SPRINGFIELD, Mass. — A Massachusetts federal judge on March 8 adopted a joint request by William H. Cosby Jr. and his homeowners and excess insurer to file a stipulation or motion to dismiss the indemnification claims without prejudice in a coverage dispute over underlying defamation lawsuits arising from sexual assault claims (AIG Property Casualty Co. v. Tamara Green, et al., No. 15-30111, D. Mass.).
SHERMAN, Texas — A Texas federal judge on March 2 adopted a magistrate’s report that recommended granting an insurer’s request for a declaration that it has no duty to defend or indemnify its insureds against an underlying lawsuit because coverage is barred by the policy’s government exclusion (Continental Casualty Co. v. Jeffrey Ramsey, et al., No. 16-00125, E.D. Texas).
TAMPA, Fla. — A Florida federal judge on March 13 rejected a professional liability insurer’s argument that a breach of contract lawsuit brought by the insured’s assignees is barred by a five-year statute of limitations, denying the insurer’s motion to dismiss (Mark Chapman, et al. v. ACE American Insurance Co., No: 16-2111, M.D. Fla., 2017 U.S. Dist. LEXIS 35347).

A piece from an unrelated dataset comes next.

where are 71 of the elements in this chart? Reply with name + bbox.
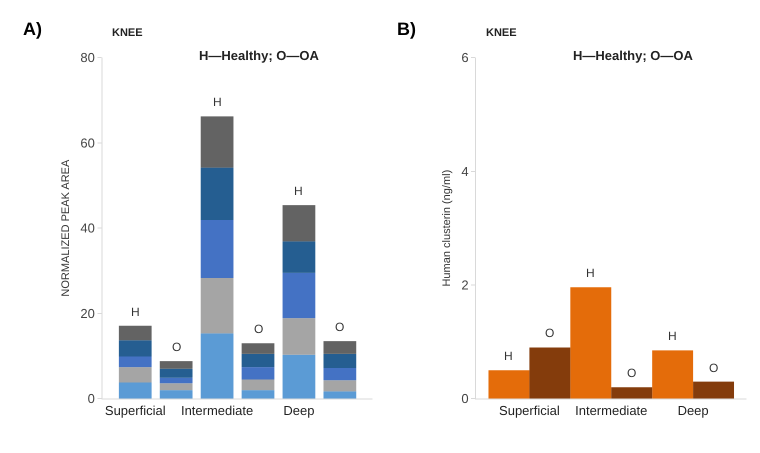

NEW ORLEANS — The Fifth Circuit U.S. Court of Appeals on March 7 affirmed a lower federal court’s grant of summary judgment in favor of a federal flood insurer and an insurance agent in an insured’s lawsuit over Hurricane Ike flood damage, rejecting the insured’s argument that she reasonably relied on the defendants’ misrepresentations that her property in the Coastal Barrier Resources System (CBRS) was insurable (Danuta Lobeck v. Tina M. Licatino, et al., No. 16-40967, 5th Cir., 2017 U.S. App. LEXIS 4040).

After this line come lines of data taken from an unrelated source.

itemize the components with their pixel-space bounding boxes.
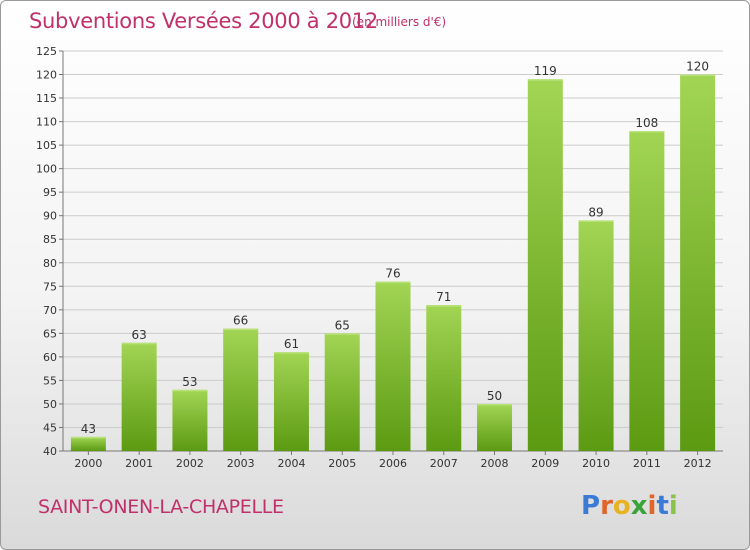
x-tick-label: 2007 — [430, 457, 458, 470]
data-label: 63 — [132, 328, 147, 342]
x-tick-label: 2004 — [277, 457, 305, 470]
bar — [223, 328, 259, 451]
data-label: 65 — [335, 318, 350, 332]
data-label: 71 — [436, 290, 451, 304]
bar-top-edge — [70, 436, 106, 439]
bar — [426, 305, 462, 451]
x-tick-label: 2006 — [379, 457, 407, 470]
data-label: 61 — [284, 337, 299, 351]
y-tick-label: 50 — [43, 398, 57, 411]
bar — [324, 333, 360, 451]
bar-top-edge — [375, 281, 411, 284]
bar — [172, 389, 208, 451]
x-tick-label: 2005 — [328, 457, 356, 470]
bar-top-edge — [578, 220, 614, 222]
y-tick-label: 90 — [43, 210, 57, 223]
bar-top-edge — [629, 131, 665, 133]
logo-letter: r — [600, 491, 613, 521]
commune-name: SAINT-ONEN-LA-CHAPELLE — [38, 496, 284, 518]
proxiti-logo: Proxiti — [581, 491, 691, 523]
data-label: 50 — [487, 389, 502, 403]
logo-letter: o — [612, 491, 631, 521]
data-label: 120 — [686, 60, 709, 74]
bar-top-edge — [477, 403, 513, 406]
x-tick-label: 2002 — [176, 457, 204, 470]
bars — [70, 74, 716, 451]
x-tick-label: 2012 — [684, 457, 712, 470]
x-tick-label: 2001 — [125, 457, 153, 470]
y-tick-label: 60 — [43, 351, 57, 364]
bar — [70, 436, 106, 451]
bar — [578, 220, 614, 451]
data-label: 119 — [534, 64, 557, 78]
bar-top-edge — [527, 79, 563, 81]
y-tick-label: 85 — [43, 233, 57, 246]
chart-subtitle: (en milliers d'€) — [352, 15, 447, 29]
data-label: 53 — [182, 375, 197, 389]
x-tick-label: 2010 — [582, 457, 610, 470]
data-label: 89 — [588, 205, 603, 219]
y-tick-label: 120 — [36, 69, 57, 82]
x-tick-label: 2000 — [74, 457, 102, 470]
chart-title: Subventions Versées 2000 à 2012 — [29, 9, 378, 33]
logo-letter: i — [668, 491, 678, 521]
y-tick-label: 65 — [43, 327, 57, 340]
bar-top-edge — [172, 389, 208, 392]
data-label: 76 — [385, 267, 400, 281]
bar-top-edge — [121, 342, 157, 345]
y-tick-label: 105 — [36, 139, 57, 152]
data-label: 108 — [635, 116, 658, 130]
logo-letter: i — [647, 491, 657, 521]
bar-top-edge — [223, 328, 259, 331]
labels: 43 63 53 66 61 65 76 71 50 119 89 108 120 — [81, 60, 709, 436]
bar — [527, 79, 563, 451]
bar — [477, 403, 513, 451]
x-tick-label: 2009 — [531, 457, 559, 470]
logo-letter: P — [581, 491, 601, 521]
logo-letter: x — [630, 491, 648, 521]
y-tick-label: 75 — [43, 280, 57, 293]
bar-top-edge — [273, 352, 309, 354]
x-tick-label: 2008 — [481, 457, 509, 470]
bar-top-edge — [324, 333, 360, 335]
y-tick-label: 45 — [43, 421, 57, 434]
y-tick-label: 125 — [36, 45, 57, 58]
data-label: 43 — [81, 422, 96, 436]
bar — [629, 131, 665, 451]
x-tick-label: 2011 — [633, 457, 661, 470]
bar-top-edge — [680, 74, 716, 77]
bar — [680, 74, 716, 451]
bar — [273, 352, 309, 451]
bar — [121, 342, 157, 451]
y-tick-label: 55 — [43, 374, 57, 387]
data-label: 66 — [233, 314, 248, 328]
logo-letter: t — [656, 491, 669, 521]
y-tick-label: 110 — [36, 116, 57, 129]
y-tick-label: 115 — [36, 92, 57, 105]
bar — [375, 281, 411, 451]
y-tick-label: 95 — [43, 186, 57, 199]
x-tick-label: 2003 — [227, 457, 255, 470]
y-tick-label: 70 — [43, 304, 57, 317]
y-tick-label: 80 — [43, 257, 57, 270]
y-tick-label: 40 — [43, 445, 57, 458]
bar-top-edge — [426, 305, 462, 307]
y-tick-label: 100 — [36, 163, 57, 176]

WICHITA, Kan. — A Kansas federal judge on March 9 held that an underlying lawsuit alleging that an insured sold wheat seed in violation of the Plant Variety Protection Act (PVPA) included a claim that potentially fell under an insurance policy’s advertising injury coverage (Brett Parker and D&B Parker Farms, L.L.C. v. Farm Bureau Property & Casualty Insurance Co., No. 15-01204, D. Kan., 2017 U.S. Dist. LEXIS 3417).

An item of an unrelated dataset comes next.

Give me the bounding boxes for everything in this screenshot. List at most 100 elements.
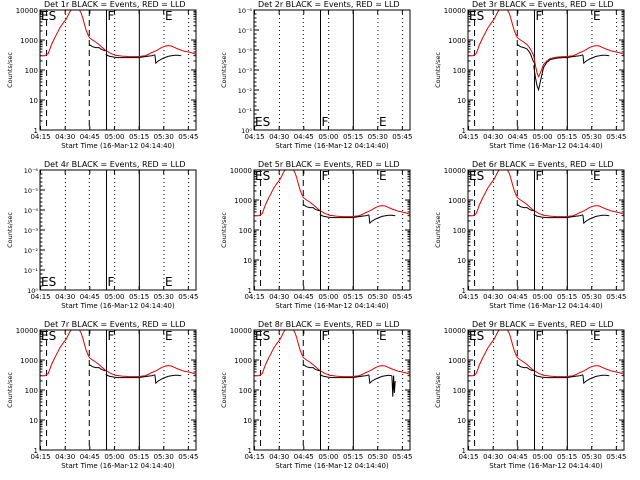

PASADENA, Calif. — Affirming a trial court’s judgment, a Ninth Circuit U.S. Court of Appeals panel on March 9 found no coverage under a crime insurance policy for funds lost by an accounting firm’s wire transfers pursuant to fraudulently sent emails, concluding that provisions for forgery, computer fraud and funds transfer fraud did not apply (Taylor & Lieberman v. Federal Insurance Co., No. 15-56102, 9th Cir., 2017 U.S. App. LEXIS 4205).